The temporal relation of hepatitis C virus (HCV) infection to the development of type 2 diabetes remains unknown. The authors followed 4,958 persons aged > or =40 years without diabetes (3,486 seronegative, 812 anti-HCV+, 116 with hepatitis B virus/HCV coinfection, and 544 hepatitis B surface antigen (HBsAg)+) from a community-wide cohort in southern Taiwan for 7 years (1997-2003) to study the risk of diabetes associated with HCV infection. A total of 474 participants developed diabetes. The 7-year cumulative incidence was 7.5% for HBsAg+, 8.6% for seronegative, 14.3% for anti-HCV+, and 14.7% for coinfected participants. Compared with HCV- persons, HCV+ persons had a higher cumulative incidence of diabetes (log-rank test, p < 0.0001). A multivariate Cox proportional hazards model showed that anti-HCV+ (hazard ratio = 1.7, 95% confidence interval: 1.3, 2.1), coinfection (hazard ratio = 1.7), overweight, obesity, and increasing age were significantly associated with diabetes (p < 0.05).

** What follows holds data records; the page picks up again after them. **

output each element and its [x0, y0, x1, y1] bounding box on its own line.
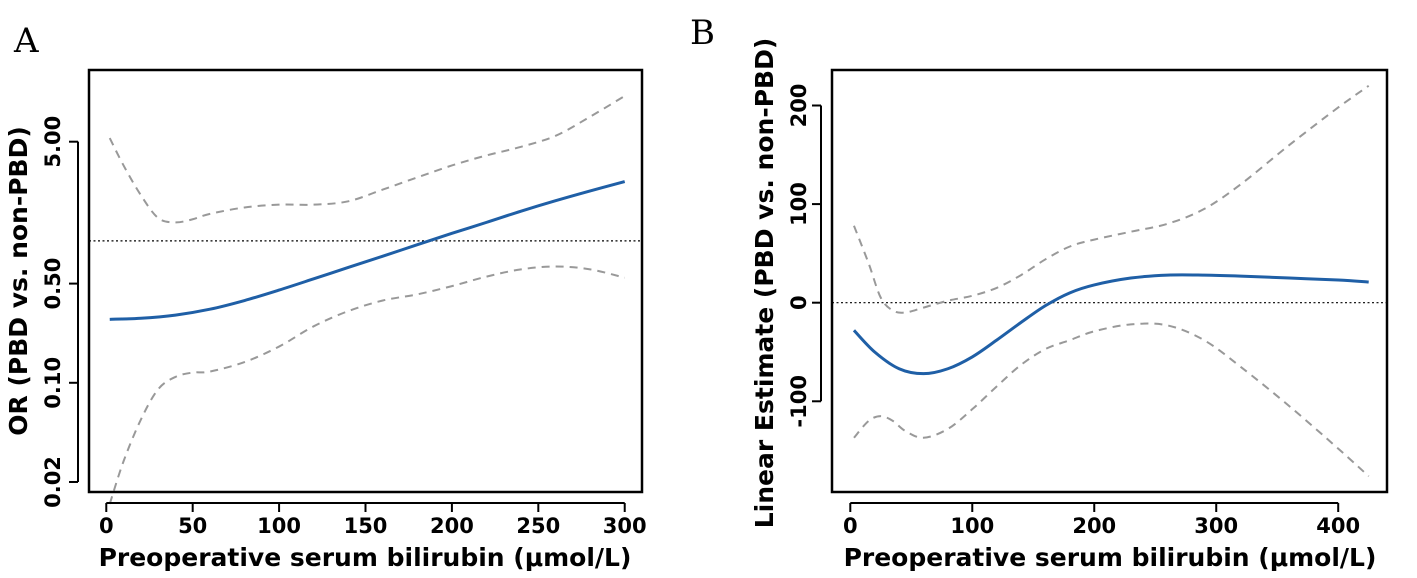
panel-a-estimate-layer [109, 180, 626, 321]
panel-a-x-tick-label: 150 [344, 514, 388, 538]
panel-b-estimate-layer [852, 273, 1369, 376]
panel-a-x-tick-label: 300 [603, 514, 647, 538]
panel-a-x-ticks: 0 50 100 150 200 250 300 [99, 502, 647, 538]
panel-a-y-axis-title: OR (PBD vs. non-PBD) [4, 126, 33, 436]
panel-b-ci-layer [853, 84, 1370, 477]
panel-a-ci-layer [108, 95, 626, 505]
panel-b-y-tick-label: 100 [787, 182, 811, 226]
panel-b: B 0 100 200 300 400 -100 0 100 200 Preoperative… [690, 13, 1389, 572]
panel-a-x-tick-label: 200 [430, 514, 474, 538]
panel-b-y-tick-label: 200 [787, 84, 811, 128]
panel-a-x-tick-label: 250 [516, 514, 560, 538]
panel-b-linear-estimate-line [852, 273, 1369, 376]
panel-b-lower-95-ci-line [853, 322, 1370, 477]
panel-b-x-tick-label: 100 [950, 514, 994, 538]
panel-b-x-axis-title: Preoperative serum bilirubin (μmol/L) [844, 543, 1377, 572]
panel-b-y-tick-label: 0 [787, 295, 811, 310]
panel-a-y-tick-label: 0.50 [41, 258, 65, 310]
panel-b-y-axis-title: Linear Estimate (PBD vs. non-PBD) [750, 38, 779, 529]
panel-a-y-tick-label: 5.00 [41, 116, 65, 168]
panel-a-letter: A [13, 21, 39, 61]
panel-b-y-ticks: -100 0 100 200 [787, 84, 822, 428]
panel-b-x-ticks: 0 100 200 300 400 [843, 502, 1360, 538]
panel-a-plot-frame [87, 68, 644, 494]
panel-a-lower-95-ci-line [108, 265, 625, 505]
panel-b-upper-95-ci-line [853, 84, 1370, 314]
panel-a-x-tick-label: 0 [99, 514, 114, 538]
panel-a: A 0 50 100 150 200 250 300 0.02 0.10 0.50 5.00 Pr… [4, 21, 647, 572]
panel-b-letter: B [690, 13, 715, 53]
panel-a-x-axis-title: Preoperative serum bilirubin (μmol/L) [99, 543, 632, 572]
panel-b-x-tick-label: 400 [1316, 514, 1360, 538]
panel-a-x-tick-label: 100 [257, 514, 301, 538]
panel-b-x-tick-label: 300 [1194, 514, 1238, 538]
panel-b-y-tick-label: -100 [787, 375, 811, 428]
panel-b-plot-frame [830, 68, 1389, 494]
panel-a-y-tick-label: 0.10 [41, 357, 65, 409]
panel-a-y-ticks: 0.02 0.10 0.50 5.00 [41, 116, 79, 508]
panel-b-x-tick-label: 0 [843, 514, 858, 538]
panel-b-x-tick-label: 200 [1072, 514, 1116, 538]
panel-a-x-tick-label: 50 [178, 514, 207, 538]
panel-a-or-line [109, 180, 626, 321]
panel-a-y-tick-label: 0.02 [41, 456, 65, 508]
panel-a-upper-95-ci-line [108, 95, 626, 224]
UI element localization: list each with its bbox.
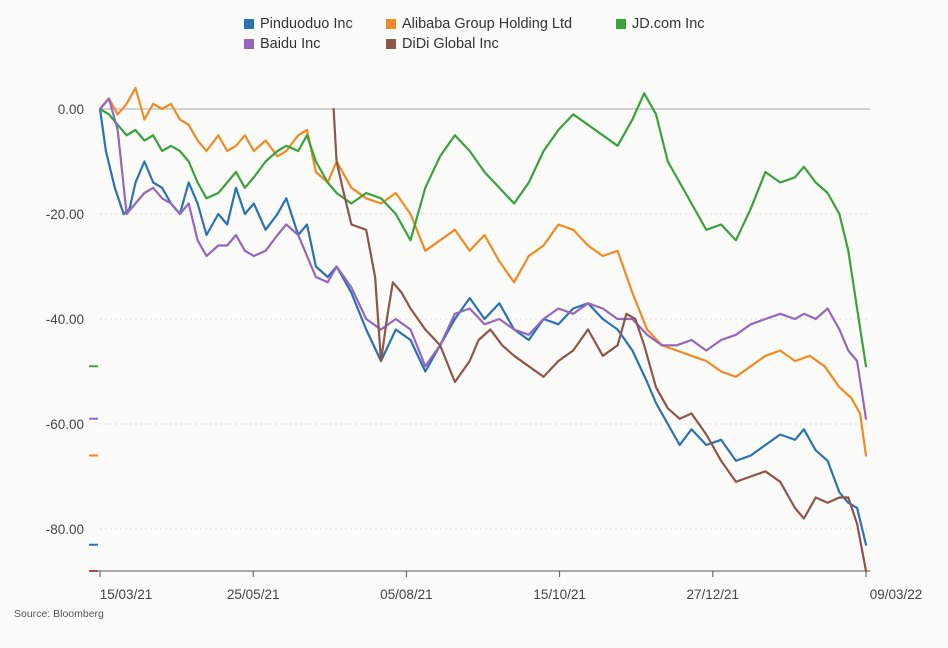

Gender, educational level, HBsAg+ status, alcohol consumption, and smoking were not significant. After stratification by age and body mass index, the risk ratio for diabetes in anti-HCV+ participants increased when age decreased and body mass index levels increased (p < 0.001). Results show that HCV infection is an independent predictor of diabetes, especially for anti-HCV+ persons who are younger or have a higher body mass index.

摘要

丙型肝炎病毒(HCV)感染与2型糖尿病发生之间的时间关系尚不清楚。作者对来自台湾南部一个社区队列的4958名年龄≥40岁且无糖尿病的人进行了7年(1997 - 2003年)的随访,这些人包括3486名血清学阴性者、812名抗HCV阳性者、116名乙肝病毒/HCV合并感染者以及544名乙肝表面抗原(HBsAg)阳性者,以研究与HCV感染相关的糖尿病风险。共有474名参与者患糖尿病。HBsAg阳性者的7年累积发病率为7.5%,血清学阴性者为8.6%,抗HCV阳性者为14.3%,合并感染者为14.7%。与HCV阴性者相比,HCV阳性者糖尿病累积发病率更高(对数秩检验,p < 0.0001)。多变量Cox比例风险模型显示,抗HCV阳性(风险比 = 1.7,95%置信区间:1.3,2.1)、合并感染(风险比 = 1.7)、超重、肥胖以及年龄增加与糖尿病显著相关(p < 0.05)。性别、教育水平、HBsAg阳性状态、饮酒和吸烟无显著意义。按年龄和体重指数分层后,抗HCV阳性参与者患糖尿病的风险比随年龄降低和体重指数水平升高而增加(p < 0.001)。结果表明,HCV感染是糖尿病的独立预测因素,尤其对于年龄较小或体重指数较高的抗HCV阳性者。